The second question is whether she was “the head of a family,” the answer to which depends upon the proper reading of the regulation, which has for many years defined thht phrase to mean one who “supports and maintains in one household one or more individuals who are closely connected with him by blood relationship.” In this case the only dispute is whether the taxpayer supported or maintained her son, who lived with her and to whose support she contributed very substantially. The position of the Treasury is that, although the regulation does not require a divorced wife to be the sole support of her children, she must contribute at least one-half of their expenses, which this taxpayer at bar did not prove.
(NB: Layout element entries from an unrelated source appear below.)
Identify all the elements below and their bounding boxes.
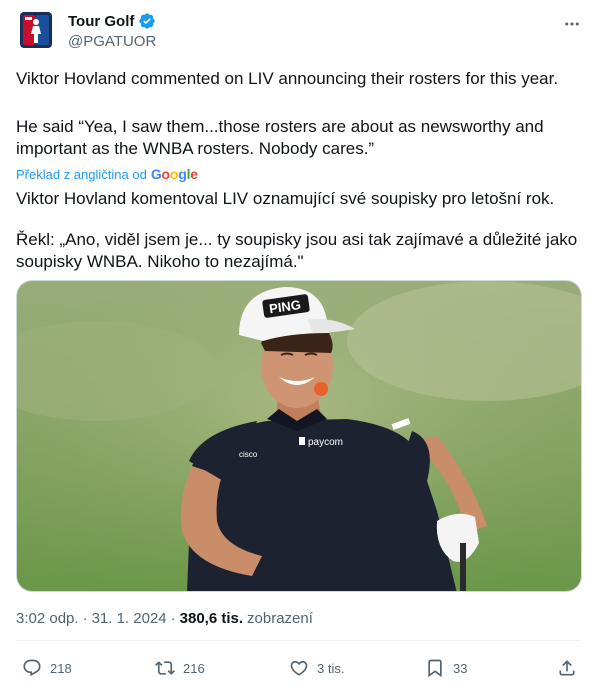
- more-options-button[interactable]: [562, 14, 582, 34]
- tweet-time[interactable]: 3:02 odp.: [16, 610, 79, 627]
- retweet-icon: [155, 661, 175, 675]
- svg-text:paycom: paycom: [308, 437, 343, 448]
- tweet-date[interactable]: 31. 1. 2024: [92, 610, 167, 627]
- tweet-text-original-1: Viktor Hovland commented on LIV announci…: [16, 69, 559, 88]
- tweet-meta: 3:02 odp. · 31. 1. 2024 · 380,6 tis. zob…: [16, 610, 313, 627]
- retweet-button[interactable]: 216: [155, 658, 205, 678]
- meta-separator-1: ·: [82, 610, 88, 627]
- author-name-row: Tour Golf: [68, 12, 156, 30]
- verified-badge-icon: [139, 13, 156, 29]
- avatar[interactable]: [16, 10, 56, 50]
- bookmark-icon: [428, 659, 442, 678]
- tweet-text-translated-1: Viktor Hovland komentoval LIV oznamující…: [16, 189, 555, 208]
- tweet-text-original-2: He said “Yea, I saw them...those rosters…: [16, 117, 544, 158]
- more-icon: [565, 22, 579, 26]
- author-handle[interactable]: @PGATUOR: [68, 33, 156, 50]
- divider: [16, 640, 582, 641]
- translation-label: Překlad z angličtina od: [16, 166, 147, 182]
- bookmark-count: 33: [453, 660, 468, 676]
- translation-attribution[interactable]: Překlad z angličtina od Google: [16, 166, 198, 182]
- tweet-media[interactable]: PING cisco paycom: [16, 280, 582, 592]
- tweet-text-translated-2: Řekl: „Ano, viděl jsem je... ty soupisky…: [16, 230, 578, 271]
- reply-count: 218: [50, 660, 72, 676]
- heart-icon: [290, 660, 308, 676]
- author-display-name[interactable]: Tour Golf: [68, 13, 134, 30]
- like-count: 3 tis.: [317, 660, 345, 676]
- reply-icon: [23, 659, 41, 677]
- google-logo: Google: [150, 166, 198, 182]
- like-button[interactable]: 3 tis.: [289, 658, 344, 678]
- reply-button[interactable]: 218: [22, 658, 72, 678]
- meta-separator-2: ·: [170, 610, 176, 627]
- retweet-count: 216: [183, 660, 205, 676]
- golfer-photo: PING cisco paycom: [17, 281, 581, 591]
- views-label: zobrazení: [247, 610, 313, 627]
- tweet: Tour Golf @PGATUOR Viktor Hovland commen…: [0, 0, 598, 693]
- views-count: 380,6 tis.: [179, 610, 244, 627]
- bookmark-button[interactable]: 33: [425, 658, 467, 678]
- share-button[interactable]: [557, 658, 577, 678]
- svg-text:cisco: cisco: [239, 450, 258, 459]
- share-icon: [559, 660, 575, 676]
The Board of Tax Appeals twice decided, en banc, -that the proper test was whether the wife had “substantially” contributed, and the Tax Court has accepted these rulings as authoritative in the case at bar. Perhaps, as an original question, it would have been more natural to read the regulation as requiring the “head of a family” to contribute the entire support of his dependents; but nobody suggests that now, and the issue is only as to what the amount must be. We can see no reason to disturb the conclusion of the Tax Court on an issue which it is preeminently qualified to decide, and as to which its ruling does not overrule any formal administrative interpretation.

The order of the Tax Court, so far as it has granted an exemption to the respondent as the head of a family, is affirmed, but, so far as it otherwise relieved her from the payment of a tax on the sums received from her husband, is reversed and the proceeding is remanded for a computation of the tax. 
      
       Section 120(a), Title 26 U.S.C.A. § 22(k).
     
      
       56 Stat. 827, 828; Title 26 U.S.C.A. § 25.
     
      
       Dauwaltor v. Commissioner, 9 T.C. 580.
     
      
       Galusha v. Galusha, 316 N.Y. 635, 22 N.E. 1114, 6 L.R.A. 487, 15 Am.St.Rep. 453; 138 N.Y. 272, 33 N.E. 1062
     
      
       Goldman v. Goldman, 282 N.Y. 296, 26 N.E.2d 265.
     
      
       Kraunz v. Kraunz, 293 N.Y. 152, 56 N.E.2d 90.
     
      
       Schmelzel v. Schmelzel, 287 N.Y. 21, 38 N.E.2d 114.
     
      
       56 Stat. 827, 828, § 25(b) (1); Title 26 U.S.C.A. § 25.
     
      
       Treasury Regulations, 111, § 29.25-4.
     
      
       Mack v. Commissioner, 37 B.T.A. 1101; Carson v. Commissiorer, 47 B.T. A. 163.